Where Is Souper Cubes From Shark Tank Today?
Freezing food is one of the most effective ways to maintain a healthy, feasible, and affordable diet. Too busy to cook during the work week? Prepare and freeze a batch of delicious beef stew on a lazy Sunday afternoon; when you get home from the office, all you have to do is heat it up and dig in. Looking to save money? Wallet-friendly staples like pasta, beans, and canned soup are the backbone of dishes that freeze and reheat like a dream. Hoping to stick to healthy portions? Measure and freeze the appropriate amount of chow ahead of time. It's as simple as anything in the kitchen can be — or at least, it should be.
The truth is, freezing a prepared meal is often messy, inefficient, and difficult. Sealed bags of food freeze into awkward shapes, and chipping a single portion off an iceberg of soup, pasta, or rice is a lot of work. Enter Souper Cubes. This ingenious invention freezes your foodstuffs in cleverly designed silicone trays that come in a range of sizes. Creators Jake and Michelle Sendowski brought it to "Shark Tank" in the hopes of finding mentorship and investment — but did they succeed?
Souper Cubes simplify freezing food
The super duo behind Souper Cubes made an impressive pitch for the product on "Shark Tank" (via YouTube). After vividly demonstrating the pitfalls of freezing food in sealed bags and fragile glassware, they introduced their already-impressive range of Souper Cubes products. At this point in time, they offered silicone trays in four different portion sizes: 2 cups, 1 cup, 1/2 cup, and 2 tablespoons.
Notably, these products boast steel-enforced rims, which prevent them from twisting or collapsing as so many other silicone kitchen products do. They also feature snug and robustly rigid lids, which stand up to stacking even before the food is frozen. With the help of Souper Cubes, a home cook no longer has to take an icepick to their frozen masses of chicken noodle soup — they just have to pop the perfect portion out of the bright blue tray, heat it up, and enjoy.
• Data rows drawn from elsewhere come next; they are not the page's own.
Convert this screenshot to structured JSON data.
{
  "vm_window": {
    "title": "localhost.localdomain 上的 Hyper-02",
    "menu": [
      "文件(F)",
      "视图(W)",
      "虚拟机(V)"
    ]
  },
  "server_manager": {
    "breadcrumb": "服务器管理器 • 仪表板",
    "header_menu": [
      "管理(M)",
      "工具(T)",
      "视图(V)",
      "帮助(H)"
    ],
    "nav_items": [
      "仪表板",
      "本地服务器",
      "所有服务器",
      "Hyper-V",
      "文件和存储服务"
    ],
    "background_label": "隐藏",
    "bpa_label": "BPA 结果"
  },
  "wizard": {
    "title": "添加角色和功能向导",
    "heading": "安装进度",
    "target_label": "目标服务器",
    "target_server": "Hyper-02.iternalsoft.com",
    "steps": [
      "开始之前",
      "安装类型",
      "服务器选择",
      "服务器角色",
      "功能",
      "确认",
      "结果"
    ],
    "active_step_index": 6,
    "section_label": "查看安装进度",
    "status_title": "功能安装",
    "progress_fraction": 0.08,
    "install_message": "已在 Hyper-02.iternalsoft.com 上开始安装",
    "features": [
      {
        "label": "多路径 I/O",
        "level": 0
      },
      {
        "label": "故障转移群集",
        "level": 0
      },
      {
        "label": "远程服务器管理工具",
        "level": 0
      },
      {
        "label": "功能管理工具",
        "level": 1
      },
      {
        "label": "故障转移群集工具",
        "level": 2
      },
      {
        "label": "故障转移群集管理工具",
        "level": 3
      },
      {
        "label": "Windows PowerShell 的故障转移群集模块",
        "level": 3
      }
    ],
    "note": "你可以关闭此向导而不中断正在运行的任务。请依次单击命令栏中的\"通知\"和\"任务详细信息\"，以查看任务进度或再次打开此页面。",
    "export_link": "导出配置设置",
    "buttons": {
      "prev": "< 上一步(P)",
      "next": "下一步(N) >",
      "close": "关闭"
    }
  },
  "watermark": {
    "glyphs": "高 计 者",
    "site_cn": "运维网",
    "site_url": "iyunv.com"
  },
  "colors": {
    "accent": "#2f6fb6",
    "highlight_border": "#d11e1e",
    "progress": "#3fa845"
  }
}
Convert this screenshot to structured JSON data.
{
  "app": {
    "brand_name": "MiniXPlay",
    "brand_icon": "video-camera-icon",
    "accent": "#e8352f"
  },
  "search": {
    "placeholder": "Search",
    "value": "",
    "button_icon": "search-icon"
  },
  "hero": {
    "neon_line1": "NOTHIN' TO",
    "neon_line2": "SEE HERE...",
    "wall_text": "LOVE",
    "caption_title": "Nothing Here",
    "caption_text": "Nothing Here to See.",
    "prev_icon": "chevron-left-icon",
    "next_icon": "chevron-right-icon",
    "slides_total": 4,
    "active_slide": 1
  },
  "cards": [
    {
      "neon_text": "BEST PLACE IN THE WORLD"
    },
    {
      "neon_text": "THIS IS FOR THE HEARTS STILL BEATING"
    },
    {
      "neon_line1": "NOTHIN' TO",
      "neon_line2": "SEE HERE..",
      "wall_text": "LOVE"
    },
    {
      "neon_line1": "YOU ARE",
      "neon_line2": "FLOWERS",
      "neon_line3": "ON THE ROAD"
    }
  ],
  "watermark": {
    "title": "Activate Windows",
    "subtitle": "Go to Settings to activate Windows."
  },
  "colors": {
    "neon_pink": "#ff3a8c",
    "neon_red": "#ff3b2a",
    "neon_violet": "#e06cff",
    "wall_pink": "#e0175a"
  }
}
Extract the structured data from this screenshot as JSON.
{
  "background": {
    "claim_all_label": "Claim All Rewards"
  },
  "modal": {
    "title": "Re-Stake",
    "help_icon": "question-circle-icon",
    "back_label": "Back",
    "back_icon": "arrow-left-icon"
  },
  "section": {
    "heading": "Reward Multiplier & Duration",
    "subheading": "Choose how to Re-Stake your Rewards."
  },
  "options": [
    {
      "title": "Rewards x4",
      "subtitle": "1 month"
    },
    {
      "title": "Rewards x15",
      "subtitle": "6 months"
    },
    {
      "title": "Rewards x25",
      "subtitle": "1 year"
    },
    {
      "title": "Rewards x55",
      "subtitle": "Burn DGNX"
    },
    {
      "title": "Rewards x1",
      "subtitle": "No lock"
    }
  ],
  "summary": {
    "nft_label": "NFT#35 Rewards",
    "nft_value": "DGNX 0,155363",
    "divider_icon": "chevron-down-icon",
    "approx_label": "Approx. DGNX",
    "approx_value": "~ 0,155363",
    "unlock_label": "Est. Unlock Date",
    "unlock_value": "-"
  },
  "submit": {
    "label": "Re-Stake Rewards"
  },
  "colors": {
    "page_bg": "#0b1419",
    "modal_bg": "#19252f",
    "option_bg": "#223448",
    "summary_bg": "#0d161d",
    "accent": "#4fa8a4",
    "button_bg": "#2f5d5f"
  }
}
The Sharks were delighted by Souper Cubes, especially after learning they made $940,000 in their first full year of sales and $1.6 million in their second, at the time of recording. The Sendowskis were looking for a $400,000 investment in exchange for 5% of their company, which they promptly got from Lori Greiner. In fact, Greiner awarded them her coveted "golden ticket," which she bestows just once per season. This means she gave the Souper Cubes team exactly what they came in asking for, with a broad smile on her face.
Souper Cubes, post-Shark Tank
As the series is prone to do with its most successful contestants, "Shark Tank" caught up with the Souper Cubes team in Season 13, Episode 21, a little more than a year after their initial pitch to the sharks. How did the creators of this meal-prep marvel fare in the wake of their TV appearance? Spectacularly, as it turns out. Souper Cubes made $938,000 in the 24 hours following their "Shark Tank" episode's airing, entirely selling out their stock.
The Sendowskis immediately topped that eye-popping figure by revealing they'd made a whopping $8.6 million since their "Shark Tank" appearance, which contributed massively to their $14 million lifetime sales. Their distribution network expanded by leaps and bounds, encompassing Mexico, Europe, and the Middle East, among other regions. Perhaps most impressively, Souper Cubes products were being sold by Dillard's, Crate & Barrel, and Bed Bath & Beyond.
With Lori Greiner in tow, the Sendowskis actually visited a Bed Bath & Beyond to see Souper Cubes nestled among the cutting boards and sheet sets. "It is a really big deal to get into a store like Bed Bath & Beyond nationwide," Greiner enthused. "That is every person's dream that has a product." As the camera panned across the colorful Souper Cubes trays, eagle-eyed viewers might have noticed new items in the product line. In addition to their classic silicone trays, Souper Cubes now sells MyMilk trays, which freeze breast milk, individually-sized stoneware baking dishes, and freezable cookie trays.
Aglow with pride, the Sendowskis encouraged their fellow entrepreneurs to believe in themselves and learn from their mistakes. Clearly, this is a formula for success.